Paula is at B4, so her neighbors are A3, B3, C3, A4, C4, A5, B5, and C5. Among those, the people already known to be innocent are Maria at C3 and Tom at A5, and both of those positions are on the edge of the board. Alice’s clue says that of Paula’s two innocent neighbors, only one is on an edge, so Paula cannot have both Maria and Tom as her two innocent neighbors. Since Maria and Tom are already innocent, the only way to satisfy the clue is for C4, Rob, not to be innocent. Therefore, we can determine that C4 is CRIMINAL.

Above Rob in column C are Chase at C1, Hank at C2, and Maria at C3, and Maria is already known to be innocent. Logan says an odd number of those three are criminals, so among Chase and Hank there must be exactly one criminal. Now look at the people in column D and count criminal neighbors for each using the known surrounding statuses plus that fact. Eli at D1 has Bonnie, Gary, Hank, and Joyce as neighbors, so he has either 3 or 4 criminal neighbors depending on Hank. Joyce at D2 has Chase, Hank, Maria, and Nancy around her, so she cannot have exactly 2 criminal neighbors because Chase and Hank contribute only 1 in total and Maria is innocent. Nancy at D3 has Hank, Joyce, Maria, Rob, Salil, and Zoe around her, so she also cannot have exactly 2 because Joyce and Rob are already criminal and exactly one of Chase and Hank is not relevant there. Zoe at D5 has Rob, Salil, and Xena as neighbors, so she has exactly 2 criminal neighbors only if Salil is innocent. Rob says only one person in column D has exactly 2 criminal neighbors. If Salil were innocent, then both Nancy and Zoe would have exactly 2, which is impossible, so Salil must be criminal. Therefore, we can determine that D4 is CRIMINAL.

In column D, D2 and D4 are already criminals, while D1, D3, and D5 are still the ones that could affect how many criminals are in that column. Paula says column B is the only column with exactly 4 criminals, so column D cannot also end up with exactly 4 criminals. That means among D1, D3, and D5, either exactly one is criminal or all three are criminal. Rob’s clue says only one person in column D has exactly 2 criminal neighbors. If only one of D1, D3, and D5 were criminal, then D1, D3, and D5 would each have exactly 2 criminal neighbors, giving more than one such person in column D. So that option is impossible, and all three of D1, D3, and D5 must be criminals. Therefore, we can determine that D1 is CRIMINAL, D3 is CRIMINAL, and so on.
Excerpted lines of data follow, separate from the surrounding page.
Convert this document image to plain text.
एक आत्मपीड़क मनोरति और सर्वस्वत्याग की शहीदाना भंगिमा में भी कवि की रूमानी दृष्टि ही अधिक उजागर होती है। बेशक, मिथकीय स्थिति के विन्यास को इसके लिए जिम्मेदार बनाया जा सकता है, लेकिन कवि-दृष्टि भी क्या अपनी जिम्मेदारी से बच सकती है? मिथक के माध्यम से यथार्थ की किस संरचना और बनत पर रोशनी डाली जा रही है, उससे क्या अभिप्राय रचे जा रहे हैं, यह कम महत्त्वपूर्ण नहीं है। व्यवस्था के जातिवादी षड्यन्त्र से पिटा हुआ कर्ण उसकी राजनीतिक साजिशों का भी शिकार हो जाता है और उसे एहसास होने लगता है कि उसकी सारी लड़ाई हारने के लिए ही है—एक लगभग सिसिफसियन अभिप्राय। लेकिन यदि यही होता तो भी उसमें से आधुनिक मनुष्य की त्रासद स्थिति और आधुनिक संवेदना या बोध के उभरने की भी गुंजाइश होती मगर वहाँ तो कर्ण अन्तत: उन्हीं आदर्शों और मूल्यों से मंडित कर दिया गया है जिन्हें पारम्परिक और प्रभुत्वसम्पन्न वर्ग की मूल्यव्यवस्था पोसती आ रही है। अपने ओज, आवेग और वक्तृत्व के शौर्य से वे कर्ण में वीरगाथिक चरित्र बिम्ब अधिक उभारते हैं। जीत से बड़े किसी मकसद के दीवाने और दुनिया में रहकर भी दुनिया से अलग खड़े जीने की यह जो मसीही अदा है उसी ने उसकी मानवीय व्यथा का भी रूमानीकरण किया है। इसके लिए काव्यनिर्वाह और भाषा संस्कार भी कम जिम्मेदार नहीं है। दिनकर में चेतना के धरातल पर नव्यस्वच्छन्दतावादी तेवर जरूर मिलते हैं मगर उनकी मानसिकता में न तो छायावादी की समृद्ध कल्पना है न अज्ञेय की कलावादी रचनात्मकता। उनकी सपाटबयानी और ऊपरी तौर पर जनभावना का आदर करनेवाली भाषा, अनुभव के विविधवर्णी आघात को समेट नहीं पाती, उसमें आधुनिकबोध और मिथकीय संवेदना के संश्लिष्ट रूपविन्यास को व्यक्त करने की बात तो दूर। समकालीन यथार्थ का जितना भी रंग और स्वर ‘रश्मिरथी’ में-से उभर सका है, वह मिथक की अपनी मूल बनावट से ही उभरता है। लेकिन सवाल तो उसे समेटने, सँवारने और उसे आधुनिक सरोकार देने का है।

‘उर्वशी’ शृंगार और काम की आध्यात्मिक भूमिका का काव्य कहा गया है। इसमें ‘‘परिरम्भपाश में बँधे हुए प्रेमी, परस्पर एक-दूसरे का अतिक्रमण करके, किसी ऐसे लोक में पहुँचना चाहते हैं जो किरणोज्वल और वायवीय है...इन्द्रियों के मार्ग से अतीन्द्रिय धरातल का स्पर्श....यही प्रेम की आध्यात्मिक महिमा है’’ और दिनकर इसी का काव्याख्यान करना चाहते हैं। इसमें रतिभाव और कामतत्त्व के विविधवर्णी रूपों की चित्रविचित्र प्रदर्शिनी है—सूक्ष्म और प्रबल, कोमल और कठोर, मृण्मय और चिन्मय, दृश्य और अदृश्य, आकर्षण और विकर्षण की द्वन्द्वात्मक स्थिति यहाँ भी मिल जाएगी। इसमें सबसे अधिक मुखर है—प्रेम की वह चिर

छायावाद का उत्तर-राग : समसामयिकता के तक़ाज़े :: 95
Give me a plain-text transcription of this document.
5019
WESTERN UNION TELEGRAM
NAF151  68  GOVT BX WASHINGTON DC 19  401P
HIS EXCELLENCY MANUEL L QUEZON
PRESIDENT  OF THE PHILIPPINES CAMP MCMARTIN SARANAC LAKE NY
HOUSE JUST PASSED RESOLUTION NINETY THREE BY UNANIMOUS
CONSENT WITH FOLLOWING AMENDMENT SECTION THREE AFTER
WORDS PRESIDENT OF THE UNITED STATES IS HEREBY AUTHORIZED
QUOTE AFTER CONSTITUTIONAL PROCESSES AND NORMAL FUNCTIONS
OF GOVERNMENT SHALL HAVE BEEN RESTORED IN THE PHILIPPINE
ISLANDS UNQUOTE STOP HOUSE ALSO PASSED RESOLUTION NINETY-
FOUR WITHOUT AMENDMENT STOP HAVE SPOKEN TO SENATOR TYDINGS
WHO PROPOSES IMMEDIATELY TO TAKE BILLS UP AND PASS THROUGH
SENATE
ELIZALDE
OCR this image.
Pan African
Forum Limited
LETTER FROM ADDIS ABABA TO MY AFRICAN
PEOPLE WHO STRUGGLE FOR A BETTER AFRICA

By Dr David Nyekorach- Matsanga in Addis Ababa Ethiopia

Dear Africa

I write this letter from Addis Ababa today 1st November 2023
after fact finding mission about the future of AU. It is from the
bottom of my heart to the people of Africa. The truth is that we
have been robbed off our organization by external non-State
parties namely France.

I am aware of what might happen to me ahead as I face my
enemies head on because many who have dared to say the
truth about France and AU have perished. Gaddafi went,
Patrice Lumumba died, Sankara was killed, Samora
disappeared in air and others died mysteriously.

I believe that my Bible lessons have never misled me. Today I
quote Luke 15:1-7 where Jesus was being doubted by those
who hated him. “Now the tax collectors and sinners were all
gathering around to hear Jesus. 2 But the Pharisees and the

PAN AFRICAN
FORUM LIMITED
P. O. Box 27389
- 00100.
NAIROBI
Chase is at C1, so the people below him are Hank at C2, Maria at C3, Rob at C4, and Xena at C5. Eli’s clue says that all of the criminals among those four must form one continuous vertical group, with no innocent separating any two of them. But Maria at C3 is already known to be innocent, while Rob at C4 and Xena at C5 are criminals, so if Hank at C2 were also criminal, the criminals below Chase would be at C2, C4, and C5, split apart by Maria and therefore not connected. Therefore, we can determine that C2 is INNOCENT.

Rob is at C4, so the people above him in the same column are Chase at C1, Hank at C2, and Maria at C3. Hank and Maria are already known to be innocent, so among those three, the only possible criminal above Rob is Chase. Since Logan says the number of criminals above Rob is odd, that count must be 1, not 0. Therefore, we can determine that C1 Chase is CRIMINAL.

Paula says column B is the only column with exactly 4 criminals. Column B already has Bonnie, Gary, Logan, and Vera as criminals, with only Paula innocent, so column B does have exactly 4 criminals. Column D currently has Eli, Joyce, Nancy, and Salil as criminals already, so for Paula's statement to stay true as the only such column, Zoe at D5 cannot make column D also reach exactly 4 criminals. That means column D must have 5 criminals instead, so Zoe must be criminal. Therefore, we can determine that D5 is CRIMINAL.